For each analyzed swarm, we observed carefully the timing of hypocenters to see if there is any evident migration of the sources inside the seismogenic volume (Fig. 7). The source migration with time is an important feature of seismic swarms because it would be an important indication about possible driving mechanisms like fluid diffusion and/or stress transfer in the seismogenic volume. Several papers describe source migration during swarms and infer an important role of fluids as driving mechanism for the occurrence of many earthquakes in a small volume (Parotidis et al. 2005; Hainzl and Ogata 2005; Hainzl et al. 2012; Chen et al. 2012; Grasso et al. 2021; Ross and Cochran 2021). The important role of fluids as driving mechanism has been recognized in many cases of induced seismicity swarms (Ellsworth 2013; Parotidis et al. 2005; Eyre et al. 2019; Grasso et al. 2021), and in other tectonic swarms (Lohman and McGuire 2007). A role played by crustal fluids is also inferred in the long lasting Pollino swarm (Napolitano et al. 2020; De Gori et al. 2022). The importance of stress transfer as triggering mechanism has also been documented in several cases (Brodsky and van der Elst 2014). Figure 7 shows the hypocenters obtained from the relative location, ordered by color from the first (blue) to the last (yellow), for the seven swarms analyzed in this paper. The error on the relative location is much smaller than the hypocenter distribution; therefore, a migration pattern would be meaningful. However, we do not observe any clear source migration with time. Therefore, we conclude that the occurrence of small seismic swarms and sequences at crustal depth in the Calabrian arc is due to a stress release in highly fractured volumes, not necessarily as part of large tectonic structures. The lack of any clear migration patterns suggests that the role of fluids and of stress transfer is negligible in the swarms analyzed in this work.

Fig. 7
figure 7

Time evolution of the hypocenters of the analyzed swarms. Symbol size is proportional to magnitude while the color shows the time position in the event sequence

The daily number of earthquakes shows large differences among the analyzed swarms (Fig. 6). In three cases, Amantea, Catanzaro, and Umbriatico, the very most of events occurred during the first day, while for Albi and Mesima, the most of events occurred very scattered in time during about the first month.

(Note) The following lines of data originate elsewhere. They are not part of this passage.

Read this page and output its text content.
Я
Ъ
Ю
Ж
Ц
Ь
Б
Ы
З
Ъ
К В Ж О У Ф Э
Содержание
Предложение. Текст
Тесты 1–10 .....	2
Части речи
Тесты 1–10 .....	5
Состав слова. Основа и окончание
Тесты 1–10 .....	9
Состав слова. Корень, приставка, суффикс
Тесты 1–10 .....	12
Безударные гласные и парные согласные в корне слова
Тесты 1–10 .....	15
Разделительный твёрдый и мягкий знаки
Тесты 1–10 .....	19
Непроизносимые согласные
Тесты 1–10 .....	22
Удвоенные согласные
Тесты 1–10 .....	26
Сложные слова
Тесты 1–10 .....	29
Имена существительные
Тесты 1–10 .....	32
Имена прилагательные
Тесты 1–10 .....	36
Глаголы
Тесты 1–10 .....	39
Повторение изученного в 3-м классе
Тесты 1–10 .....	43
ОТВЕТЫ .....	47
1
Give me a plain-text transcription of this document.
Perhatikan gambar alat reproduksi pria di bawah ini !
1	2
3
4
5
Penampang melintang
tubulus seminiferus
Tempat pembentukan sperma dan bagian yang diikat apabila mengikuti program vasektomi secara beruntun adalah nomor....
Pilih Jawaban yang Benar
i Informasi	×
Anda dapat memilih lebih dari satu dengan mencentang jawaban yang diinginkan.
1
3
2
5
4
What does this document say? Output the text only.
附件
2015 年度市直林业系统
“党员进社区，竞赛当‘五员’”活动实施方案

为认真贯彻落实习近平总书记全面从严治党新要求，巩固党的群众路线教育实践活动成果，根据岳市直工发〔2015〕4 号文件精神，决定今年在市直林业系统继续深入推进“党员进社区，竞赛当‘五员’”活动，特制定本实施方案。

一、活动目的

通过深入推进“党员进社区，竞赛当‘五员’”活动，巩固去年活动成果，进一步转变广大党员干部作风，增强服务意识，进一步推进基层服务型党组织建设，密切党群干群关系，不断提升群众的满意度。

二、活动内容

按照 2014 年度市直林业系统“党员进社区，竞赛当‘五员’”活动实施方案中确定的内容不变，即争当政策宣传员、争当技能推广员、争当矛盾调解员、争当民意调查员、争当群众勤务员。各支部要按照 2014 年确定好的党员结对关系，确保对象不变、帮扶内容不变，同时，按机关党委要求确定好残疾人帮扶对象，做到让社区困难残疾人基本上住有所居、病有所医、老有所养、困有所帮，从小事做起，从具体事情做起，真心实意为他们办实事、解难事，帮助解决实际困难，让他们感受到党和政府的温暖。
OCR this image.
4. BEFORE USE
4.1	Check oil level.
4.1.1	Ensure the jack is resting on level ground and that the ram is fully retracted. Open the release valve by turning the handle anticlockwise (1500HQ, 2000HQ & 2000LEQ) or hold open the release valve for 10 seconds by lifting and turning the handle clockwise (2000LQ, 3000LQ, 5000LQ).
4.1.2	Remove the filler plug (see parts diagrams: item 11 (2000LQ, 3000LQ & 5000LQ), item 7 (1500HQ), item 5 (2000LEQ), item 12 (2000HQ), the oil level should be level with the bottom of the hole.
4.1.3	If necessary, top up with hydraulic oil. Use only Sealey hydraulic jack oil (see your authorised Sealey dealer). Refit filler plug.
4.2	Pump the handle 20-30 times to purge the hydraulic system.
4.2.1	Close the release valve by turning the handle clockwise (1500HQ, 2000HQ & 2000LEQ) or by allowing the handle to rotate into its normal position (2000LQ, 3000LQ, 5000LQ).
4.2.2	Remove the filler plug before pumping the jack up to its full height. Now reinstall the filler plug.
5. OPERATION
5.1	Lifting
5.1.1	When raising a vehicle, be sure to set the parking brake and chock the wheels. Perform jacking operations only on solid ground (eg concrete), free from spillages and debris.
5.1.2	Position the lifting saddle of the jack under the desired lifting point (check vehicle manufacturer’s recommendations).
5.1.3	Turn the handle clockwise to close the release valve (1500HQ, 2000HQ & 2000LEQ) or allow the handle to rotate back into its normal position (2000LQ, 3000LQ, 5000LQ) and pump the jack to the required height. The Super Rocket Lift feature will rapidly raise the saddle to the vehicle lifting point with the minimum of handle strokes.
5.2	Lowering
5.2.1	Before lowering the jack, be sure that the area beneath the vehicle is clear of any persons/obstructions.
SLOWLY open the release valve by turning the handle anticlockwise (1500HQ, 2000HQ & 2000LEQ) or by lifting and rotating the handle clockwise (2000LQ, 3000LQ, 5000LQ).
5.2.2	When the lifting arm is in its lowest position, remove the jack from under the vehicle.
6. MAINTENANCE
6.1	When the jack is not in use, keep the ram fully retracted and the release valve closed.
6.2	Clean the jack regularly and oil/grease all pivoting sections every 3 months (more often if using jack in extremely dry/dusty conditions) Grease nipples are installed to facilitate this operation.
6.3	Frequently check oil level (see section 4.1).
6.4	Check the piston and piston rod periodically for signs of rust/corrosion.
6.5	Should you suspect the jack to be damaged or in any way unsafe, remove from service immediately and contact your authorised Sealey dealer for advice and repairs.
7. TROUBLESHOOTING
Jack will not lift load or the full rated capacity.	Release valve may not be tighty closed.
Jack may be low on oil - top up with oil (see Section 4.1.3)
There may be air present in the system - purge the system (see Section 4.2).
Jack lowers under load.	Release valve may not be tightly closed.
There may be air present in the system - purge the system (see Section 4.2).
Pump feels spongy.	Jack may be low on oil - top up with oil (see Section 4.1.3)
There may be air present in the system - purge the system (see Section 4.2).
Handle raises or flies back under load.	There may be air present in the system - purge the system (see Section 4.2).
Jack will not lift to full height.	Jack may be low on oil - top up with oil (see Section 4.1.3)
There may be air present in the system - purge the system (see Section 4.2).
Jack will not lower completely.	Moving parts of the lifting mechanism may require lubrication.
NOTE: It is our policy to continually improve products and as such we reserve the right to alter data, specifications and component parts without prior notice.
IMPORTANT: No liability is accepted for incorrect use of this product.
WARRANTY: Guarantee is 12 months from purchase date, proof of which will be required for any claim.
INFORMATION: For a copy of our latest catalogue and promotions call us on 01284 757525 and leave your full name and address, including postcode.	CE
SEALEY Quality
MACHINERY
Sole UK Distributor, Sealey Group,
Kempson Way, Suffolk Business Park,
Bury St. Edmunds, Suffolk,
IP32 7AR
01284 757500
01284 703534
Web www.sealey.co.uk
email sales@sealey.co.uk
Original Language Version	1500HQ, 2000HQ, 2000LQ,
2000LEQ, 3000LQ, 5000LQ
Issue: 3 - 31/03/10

A final remark regards the depth of analyzed earthquakes, which is higher than 10 km for six of the nine swarms resumed in Table 2. In three cases, Amantea, Catanzaro, and Umbriatico, all earthquakes are deeper than 20 km and reach the depth of 40 km for Catanzaro swarm. This means that these swarms cannot be reliably associated to any of the known seismogenic active faults. Thus, the study of small earthquake swarms is essential to identify and characterize active blind faults in the perspective of a better assessment of the seismic hazard.